Kant chegou a uma conclusão negativa, segundo a qual a metafísica não é possível, se a entendermos no sentido antigo (“dogmático”) do termo, enquanto conhecimento a priori das coisas em si e do supra-sensível (onde se incluem, nomeadamente, Deus, a liberdade e a imortalidade). Nós só conhecemos as coisas como fenómenos, quer dizer, enquadradas nas formas da intuição e do pensamento, como objectos de uma experiência possível. A ideia de um conhecimento metafísico transcendente, com o qual pudéssemos ultrapassar os limites da nossa experiência, constitui uma ilusão. Trata-se, no entanto, de uma ilusão inevitável, que tem origem na dialéctica natural da razão humana. Como alternativa, Kant propõe uma nova concepção da metafísica, a que também chama “filosofia transcendental”, cuja tarefa consistiria em reunir num sistema coerente todos os conceitos e todos os princípios que constituem condições a priori da
possibilidade da própria experiência.
O conhecimento humano, segundo Kant, requer a colaboração da sensibilidade – faculdade das intuições, através das quais os objectos nos são dados – com o entendimento – faculdade dos conceitos, através dos quais os objectos são pensados. “Pensamentos sem conteúdo são vazios; intuições sem conceitos são cegas. Pelo que é tão necessário tornar sensíveis os conceitos (isto é, acrescentar-lhes o objecto na intuição) como tornar compreensíveis as intuições (isto é, submetê-las aos conceitos). […] O entendimento nada pode intuir e os sentidos nada podem pensar. Só pela sua reunião se obtém conhecimento” (Kant 1985: 89). Mas, a rigor, o entendimento não é a única faculdade que opera segundo conceitos, pois isso também é verdade da razão. A distinção kantiana entre entendimento e razão parece ser sobretudo uma distinção entre dois modos de operar com conceitos (ou duas maneiras de pensar): na primeira, aplicando-os aos objectos da experiência; na segunda, formando novos conceitos, aos quais nenhum objecto de qualquer experiência possível corresponde. Homenageando Platão, Kant chama Ideias aos conceitos puros da razão, que diz serem três: a ideia de alma, a ideia do mundo como totalidade e a ideia de Deus. Estas ideias seriam geradas quando tomamos uma certa forma de inferência e tentamos torná-la absoluta, quer dizer, tentamos usá-la para chegar a uma conclusão que não dependeria já de nenhuma premissa. Seria assim, por exemplo, que formamos o conceito puro de “o mundo como um todo” (algo que nunca poderia ser dado numa experiência), a partir da simples forma das inferências causais: das relações causa-efeito entre objectos empíricos passamos à ideia do mundo como totalidade que contém em si todas as causas e todos os efeitos.
Ao pensar sobre o mundo como totalidade, a razão é inevitavelmente conduzida a antinomias. Para Kant, uma antinomia é um par de argumentos cujas conclusões são 2contraditórias (ele chama-lhes “tese” e “antítese”). São quatro as antinomias da razão pura que Kant nos apresenta. O objectivo, em todas elas, é mostrar que a razão é naturalmente levada a contradizer-se a si mesma quando pensa sobre o mundo como um todo.

1ª antinomia:
Tese: «O mundo tem um começo no tempo e é também limitado no espaço.»
Antítese: «O mundo não tem nem começo nem limites no espaço, mas é infinito tanto no tempo como no espaço.»
Uma série infinita é, diz Kant, uma série que nunca se pode completar.

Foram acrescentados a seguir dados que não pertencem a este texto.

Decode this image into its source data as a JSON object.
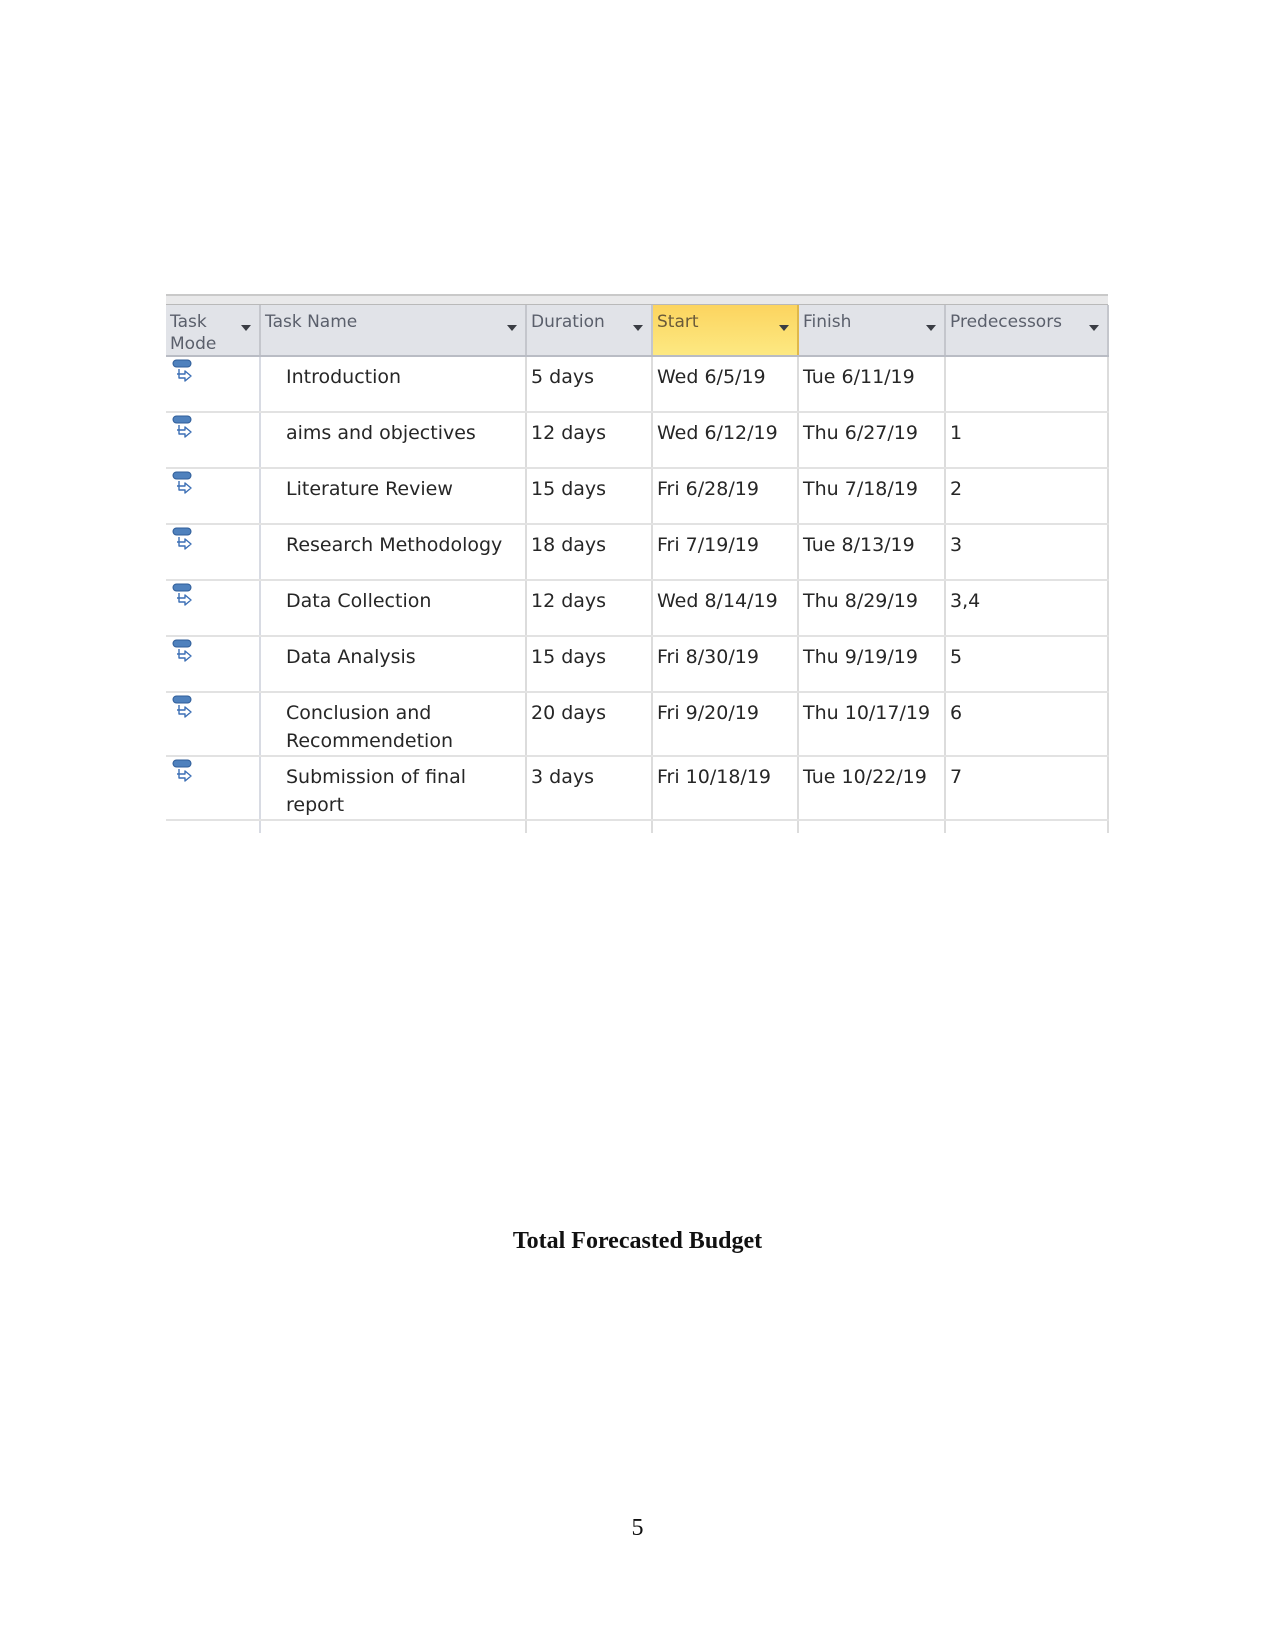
{
  "table": {
    "columns": [
      {
        "label": "Task Mode"
      },
      {
        "label": "Task Name"
      },
      {
        "label": "Duration"
      },
      {
        "label": "Start"
      },
      {
        "label": "Finish"
      },
      {
        "label": "Predecessors"
      }
    ],
    "selected_column": "Start",
    "task_mode_icon": "auto-scheduled-task-icon",
    "colors": {
      "header_bg": "#e1e3e8",
      "selected_header": "#fcd45f",
      "icon_blue": "#4f81bd"
    },
    "rows": [
      {
        "name": "Introduction",
        "duration": "5 days",
        "start": "Wed 6/5/19",
        "finish": "Tue 6/11/19",
        "predecessors": ""
      },
      {
        "name": "aims and objectives",
        "duration": "12 days",
        "start": "Wed 6/12/19",
        "finish": "Thu 6/27/19",
        "predecessors": "1"
      },
      {
        "name": "Literature Review",
        "duration": "15 days",
        "start": "Fri 6/28/19",
        "finish": "Thu 7/18/19",
        "predecessors": "2"
      },
      {
        "name": "Research Methodology",
        "duration": "18 days",
        "start": "Fri 7/19/19",
        "finish": "Tue 8/13/19",
        "predecessors": "3"
      },
      {
        "name": "Data Collection",
        "duration": "12 days",
        "start": "Wed 8/14/19",
        "finish": "Thu 8/29/19",
        "predecessors": "3,4"
      },
      {
        "name": "Data Analysis",
        "duration": "15 days",
        "start": "Fri 8/30/19",
        "finish": "Thu 9/19/19",
        "predecessors": "5"
      },
      {
        "name": "Conclusion and Recommendetion",
        "duration": "20 days",
        "start": "Fri 9/20/19",
        "finish": "Thu 10/17/19",
        "predecessors": "6"
      },
      {
        "name": "Submission of final report",
        "duration": "3 days",
        "start": "Fri 10/18/19",
        "finish": "Tue 10/22/19",
        "predecessors": "7"
      }
    ]
  },
  "heading": "Total Forecasted Budget",
  "page_number": "5"
}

Não é possível, então, que já tenha existido uma série infinita de mundos. Este é o argumento a favor da Tese. Por outro lado, a Antítese é obtida pelo seguinte raciocínio: Se o mundo teve um começo, houve um momento do tempo em que ele não existia. Se considerarmos esse “tempo vazio” em que o mundo não existia, todos os seus momentos se equivalem, não há nenhuma diferença entre eles. Por isso, o mundo não pode ter começado num desses momentos, em detrimento dos outros.

2ª antinomia:
Tese: «Toda a substância composta, no mundo, é constituída por partes simples e não existe nada mais que o simples ou o composto pelo simples.»

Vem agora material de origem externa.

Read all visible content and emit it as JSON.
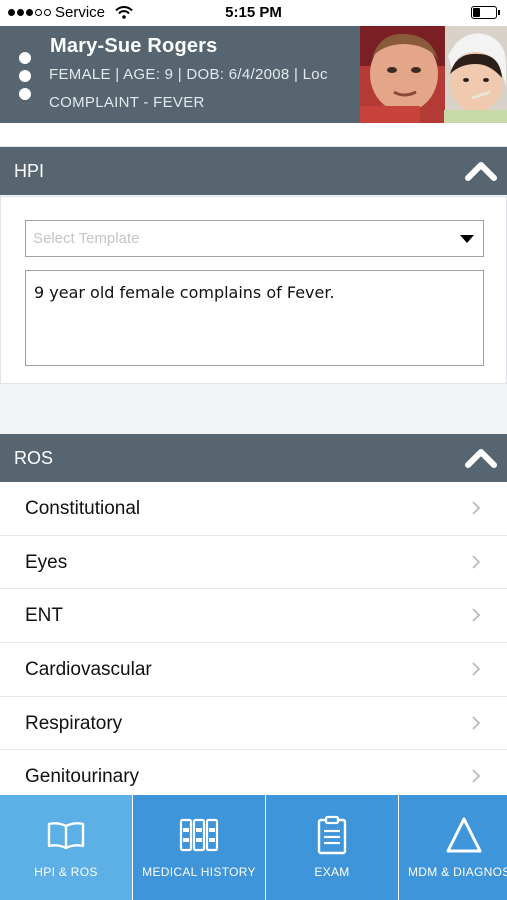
{
  "status_bar": {
    "carrier": "Service",
    "time": "5:15 PM",
    "battery_level": 0.35
  },
  "patient": {
    "name": "Mary-Sue Rogers",
    "info": "FEMALE | AGE: 9 | DOB: 6/4/2008 | Loc",
    "complaint": "COMPLAINT - FEVER"
  },
  "hpi": {
    "title": "HPI",
    "template_placeholder": "Select Template",
    "text": "9 year old female complains of Fever."
  },
  "ros": {
    "title": "ROS",
    "items": [
      {
        "label": "Constitutional"
      },
      {
        "label": "Eyes"
      },
      {
        "label": "ENT"
      },
      {
        "label": "Cardiovascular"
      },
      {
        "label": "Respiratory"
      },
      {
        "label": "Genitourinary"
      }
    ]
  },
  "tabs": [
    {
      "label": "HPI & ROS",
      "icon": "book-icon",
      "active": true
    },
    {
      "label": "MEDICAL HISTORY",
      "icon": "binders-icon",
      "active": false
    },
    {
      "label": "EXAM",
      "icon": "clipboard-icon",
      "active": false
    },
    {
      "label": "MDM & DIAGNOS",
      "icon": "delta-icon",
      "active": false
    }
  ],
  "colors": {
    "header_bg": "#566570",
    "tab_bg": "#3f95d9",
    "tab_active_bg": "#5cb0e6"
  }
}
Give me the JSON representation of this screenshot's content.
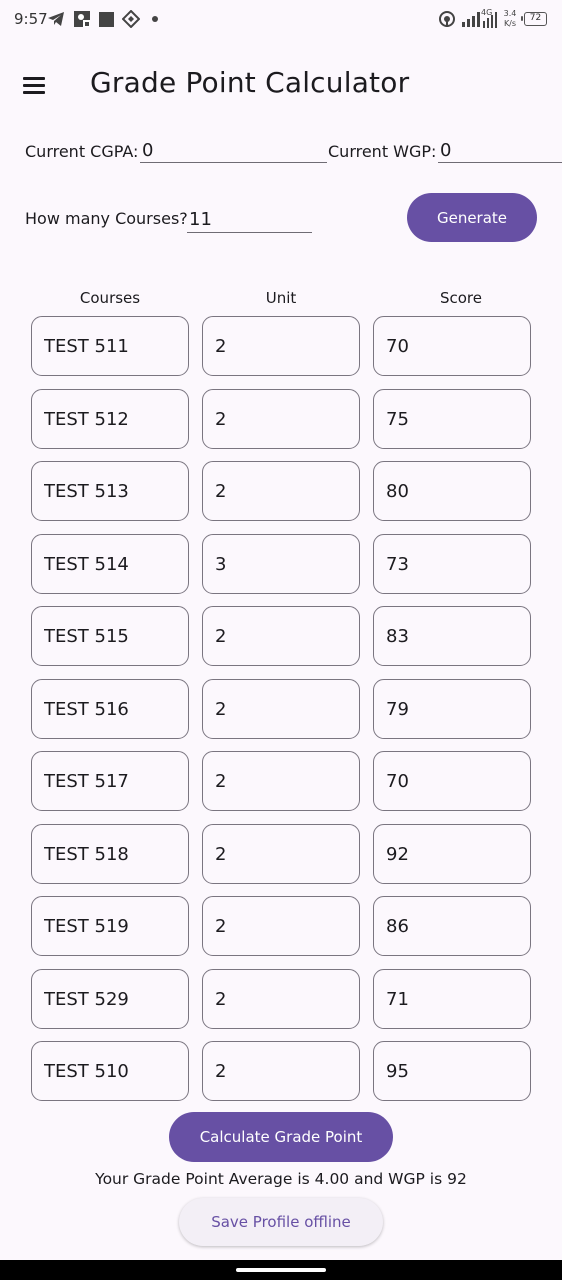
{
  "status_bar": {
    "time": "9:57",
    "network": "4G",
    "speed": "3.4 K/s",
    "battery": "72",
    "icons": [
      "telegram-icon",
      "photo-icon",
      "square-icon",
      "app-icon",
      "dot-icon",
      "hotspot-icon",
      "signal-icon",
      "wifi-icon"
    ]
  },
  "app_bar": {
    "title": "Grade Point Calculator",
    "menu_icon": "menu-icon"
  },
  "fields": {
    "cgpa_label": "Current CGPA:",
    "cgpa_value": "0",
    "wgp_label": "Current WGP:",
    "wgp_value": "0",
    "courses_label": "How many Courses?",
    "courses_value": "11",
    "generate_label": "Generate"
  },
  "table": {
    "headers": [
      "Courses",
      "Unit",
      "Score"
    ],
    "rows": [
      {
        "course": "TEST 511",
        "unit": "2",
        "score": "70"
      },
      {
        "course": "TEST 512",
        "unit": "2",
        "score": "75"
      },
      {
        "course": "TEST 513",
        "unit": "2",
        "score": "80"
      },
      {
        "course": "TEST 514",
        "unit": "3",
        "score": "73"
      },
      {
        "course": "TEST 515",
        "unit": "2",
        "score": "83"
      },
      {
        "course": "TEST 516",
        "unit": "2",
        "score": "79"
      },
      {
        "course": "TEST 517",
        "unit": "2",
        "score": "70"
      },
      {
        "course": "TEST 518",
        "unit": "2",
        "score": "92"
      },
      {
        "course": "TEST 519",
        "unit": "2",
        "score": "86"
      },
      {
        "course": "TEST 529",
        "unit": "2",
        "score": "71"
      },
      {
        "course": "TEST 510",
        "unit": "2",
        "score": "95"
      }
    ]
  },
  "actions": {
    "calculate_label": "Calculate Grade Point",
    "result_text": "Your Grade Point Average is 4.00 and WGP is 92",
    "save_label": "Save Profile offline"
  },
  "colors": {
    "primary": "#6750a4",
    "background": "#fcf8fd",
    "outline": "#7a7580"
  }
}
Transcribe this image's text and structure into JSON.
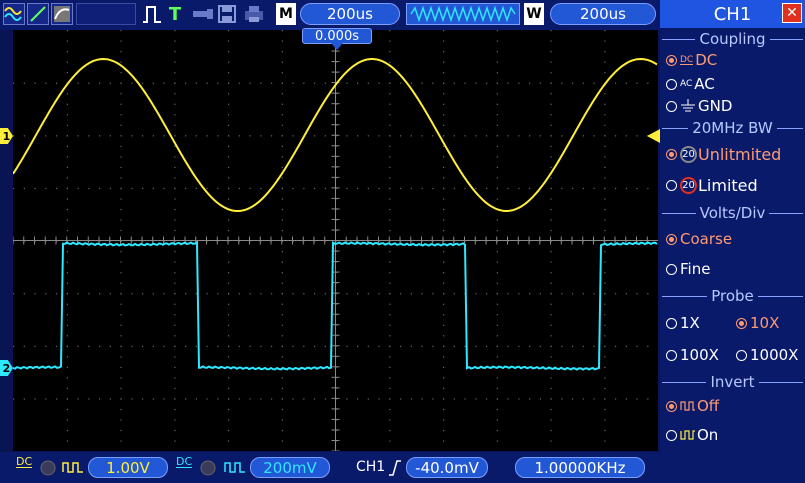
{
  "toolbar": {
    "timebase": "200us",
    "window_timebase": "200us",
    "m_label": "M",
    "w_label": "W",
    "trigger_mode": "T",
    "position": "0.000s"
  },
  "channels": {
    "ch1_marker": "1",
    "ch2_marker": "2"
  },
  "bottombar": {
    "ch1_volts": "1.00V",
    "ch2_volts": "200mV",
    "trigger_source": "CH1",
    "trigger_level": "-40.0mV",
    "frequency": "1.00000KHz",
    "coupling_ch1": "DC",
    "coupling_ch2": "DC"
  },
  "menu": {
    "title": "CH1",
    "close": "✕",
    "coupling": {
      "label": "Coupling",
      "options": [
        "DC",
        "AC",
        "GND"
      ],
      "dc_sym": "DC",
      "ac_sym": "AC"
    },
    "bw": {
      "label": "20MHz BW",
      "options": [
        "Unlitmited",
        "Limited"
      ],
      "badge": "20"
    },
    "volts": {
      "label": "Volts/Div",
      "options": [
        "Coarse",
        "Fine"
      ]
    },
    "probe": {
      "label": "Probe",
      "options": [
        "1X",
        "10X",
        "100X",
        "1000X"
      ]
    },
    "invert": {
      "label": "Invert",
      "options": [
        "Off",
        "On"
      ]
    }
  },
  "colors": {
    "ch1": "#ffee3a",
    "ch2": "#2ee8ff",
    "accent": "#2257d6",
    "selected": "#ff9a70"
  }
}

Antítese: «Nenhuma coisa composta, no mundo, é constituída por partes simples e não existe nada no mundo que seja simples.»

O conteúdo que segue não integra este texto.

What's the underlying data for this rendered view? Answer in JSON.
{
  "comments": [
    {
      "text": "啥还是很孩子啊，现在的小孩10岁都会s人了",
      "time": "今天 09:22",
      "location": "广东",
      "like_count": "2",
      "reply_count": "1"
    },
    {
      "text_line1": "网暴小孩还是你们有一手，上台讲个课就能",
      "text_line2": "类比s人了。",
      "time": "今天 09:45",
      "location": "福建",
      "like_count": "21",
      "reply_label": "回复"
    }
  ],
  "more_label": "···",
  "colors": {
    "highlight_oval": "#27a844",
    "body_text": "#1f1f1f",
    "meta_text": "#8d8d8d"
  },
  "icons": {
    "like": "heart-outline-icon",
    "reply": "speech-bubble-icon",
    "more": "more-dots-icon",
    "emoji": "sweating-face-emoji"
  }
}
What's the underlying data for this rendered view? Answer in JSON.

O argumento para estabelecer a Tese tem a forma de uma reductio ad absurdum.
Tomemos um objecto qualquer e suponhamos que ele não é composto por partes
simples. Decomponhamo-lo em partes e, depois, decomponhamos cada uma dessas
partes, e as partes dessas partes, etc. Uma vez que não existem simples, o processo de
decomposição continuará sem fim. Mas isso implica que nada restará desse processo – o
que não é possível, pois o objecto é uma substância. Logo, a suposição é falsa e concluise que o objecto é composto por partes simples.
O argumento da Antítese começa por supor que existe uma parte simples. Essa parte ocupará um certo espaço e este, como todo o espaço, será divisível. Mas então aquela parte simples também será divisível – o que não é possível. Logo, a suposição é falsa e conclui-se que não existem partes simples.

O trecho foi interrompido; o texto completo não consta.